Of course K is a poser as a photographer. No doubt on that.
But it does not shock me he is playing like a child with new tools
Within his world. KL is a fashion designer, not a real photographer,
Totaly agree.
But hey, he's done his life, he brought great stuff onto fashion
And obviously uses his contacts and fame to "play the photographer".
With the top models or actresses he dressed.
Less shocking than, let's say...Hamilton (the F1 driver) who
Now wants to sing...and he is doing it apparently. Lol
I own one of Karl's early photo books, published in Germany. He seems to be a visual polymath, with photo one of his minor skills; and he seems to have been making pictures for about as long as most of us here have been alive. He runs one show or so a year. Of late he has also been curating exhibitions. There is no phoniness as far as I can see.
Regarding what my friend the publisher said, that there is no reason to pay for content if the author is not famous - after looking around a bit, I think he may have concisely articulated the current trend. A father of another kid at school told me he made a career with TV screenplays, and suddenly they expected them for free. He took his kid in to see the buyer - who he knew well- to make his point that food is not yet free.
Edmund
Agree. Personaly, I don't really like him as a photographer: too "robotic" (but he is very robotic). In fact I think that he is way better as a poser-model because the pics of him are inmediatly great whatever he does, he spent part of his life to build his own image. He would be one of those models every photographer like because whatever you put KL in a frame it looks good.0
Anyway, he Works a lot but his real strengh is to design clothes.
0
I think there is a similarity between Karl and Warhol...

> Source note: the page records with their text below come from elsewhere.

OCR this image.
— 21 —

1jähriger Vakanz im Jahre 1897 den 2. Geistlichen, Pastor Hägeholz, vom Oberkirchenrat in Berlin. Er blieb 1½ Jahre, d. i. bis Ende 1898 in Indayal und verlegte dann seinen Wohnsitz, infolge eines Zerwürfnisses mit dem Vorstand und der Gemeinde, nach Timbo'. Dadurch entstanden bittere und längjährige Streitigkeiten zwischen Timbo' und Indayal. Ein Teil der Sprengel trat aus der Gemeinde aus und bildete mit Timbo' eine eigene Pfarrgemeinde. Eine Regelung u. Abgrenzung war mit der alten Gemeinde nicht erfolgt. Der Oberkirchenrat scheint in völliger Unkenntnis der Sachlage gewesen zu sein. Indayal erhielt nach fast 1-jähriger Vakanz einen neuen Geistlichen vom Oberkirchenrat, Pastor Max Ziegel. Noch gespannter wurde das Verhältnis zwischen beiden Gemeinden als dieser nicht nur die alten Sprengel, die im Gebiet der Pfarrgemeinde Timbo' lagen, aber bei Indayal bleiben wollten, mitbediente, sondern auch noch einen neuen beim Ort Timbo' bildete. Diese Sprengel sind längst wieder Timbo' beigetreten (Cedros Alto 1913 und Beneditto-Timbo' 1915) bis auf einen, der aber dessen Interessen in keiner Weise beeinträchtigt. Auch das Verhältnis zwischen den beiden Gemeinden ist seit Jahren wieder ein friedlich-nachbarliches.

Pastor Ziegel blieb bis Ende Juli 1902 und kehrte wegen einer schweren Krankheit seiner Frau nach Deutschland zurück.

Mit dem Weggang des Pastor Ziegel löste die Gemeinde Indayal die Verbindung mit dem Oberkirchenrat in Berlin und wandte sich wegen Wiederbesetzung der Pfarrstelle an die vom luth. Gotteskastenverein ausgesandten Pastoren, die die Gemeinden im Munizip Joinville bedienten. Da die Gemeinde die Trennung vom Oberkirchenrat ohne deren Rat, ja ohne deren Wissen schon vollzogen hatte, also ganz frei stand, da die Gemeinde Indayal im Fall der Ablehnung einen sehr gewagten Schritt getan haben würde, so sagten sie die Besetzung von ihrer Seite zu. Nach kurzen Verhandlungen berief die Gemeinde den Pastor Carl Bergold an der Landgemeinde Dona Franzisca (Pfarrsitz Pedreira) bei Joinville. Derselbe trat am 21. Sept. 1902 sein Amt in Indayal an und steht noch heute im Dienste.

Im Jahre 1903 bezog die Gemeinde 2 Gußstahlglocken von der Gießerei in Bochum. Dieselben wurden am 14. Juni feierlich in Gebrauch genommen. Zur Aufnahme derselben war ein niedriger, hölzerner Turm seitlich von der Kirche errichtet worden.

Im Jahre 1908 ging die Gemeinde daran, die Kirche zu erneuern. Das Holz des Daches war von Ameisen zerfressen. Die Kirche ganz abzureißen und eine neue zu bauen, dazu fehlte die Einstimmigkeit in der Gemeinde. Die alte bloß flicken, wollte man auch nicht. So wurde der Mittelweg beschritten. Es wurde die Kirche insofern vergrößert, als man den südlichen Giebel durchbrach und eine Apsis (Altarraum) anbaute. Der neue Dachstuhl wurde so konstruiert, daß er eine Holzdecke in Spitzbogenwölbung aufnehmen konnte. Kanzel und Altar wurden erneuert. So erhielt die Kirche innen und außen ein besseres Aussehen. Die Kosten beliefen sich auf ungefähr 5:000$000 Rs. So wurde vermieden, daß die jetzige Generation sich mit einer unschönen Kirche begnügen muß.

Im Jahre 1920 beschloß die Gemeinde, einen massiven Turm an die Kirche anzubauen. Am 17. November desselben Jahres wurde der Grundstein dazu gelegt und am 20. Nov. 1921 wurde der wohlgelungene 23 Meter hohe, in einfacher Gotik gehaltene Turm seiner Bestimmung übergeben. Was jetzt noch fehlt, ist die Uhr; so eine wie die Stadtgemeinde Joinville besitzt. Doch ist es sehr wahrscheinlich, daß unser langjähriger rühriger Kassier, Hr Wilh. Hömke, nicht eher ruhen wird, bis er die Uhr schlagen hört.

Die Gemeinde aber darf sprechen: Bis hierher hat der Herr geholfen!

"How social media is transforming the fashion industry"
http://www.bbc.co.uk/news/business-35483480
"In some cases, not just the models but the entire backstage team - including the make-up artists, stylists and producers - are selected according to their influence on social media.
"We won't do a photoshoot that goes on a billboard somewhere unless everyone involved has some sort of [social media] following and some sort of leverage," says Mr Venneri."
"Behind-the-scenes pictures and videos shared on its Instagram and Snapchat feeds of the Brooklyn shoot had some 15 million impressions in the eight hours the shoot was live.
The fashion retailer has nearly 40 million followers across 20 different social media platforms and openly admits that it has become as much a media content producer as a design company."
Apparently whether its is shot on CCD or CMOS is not considered, step back in amazement!!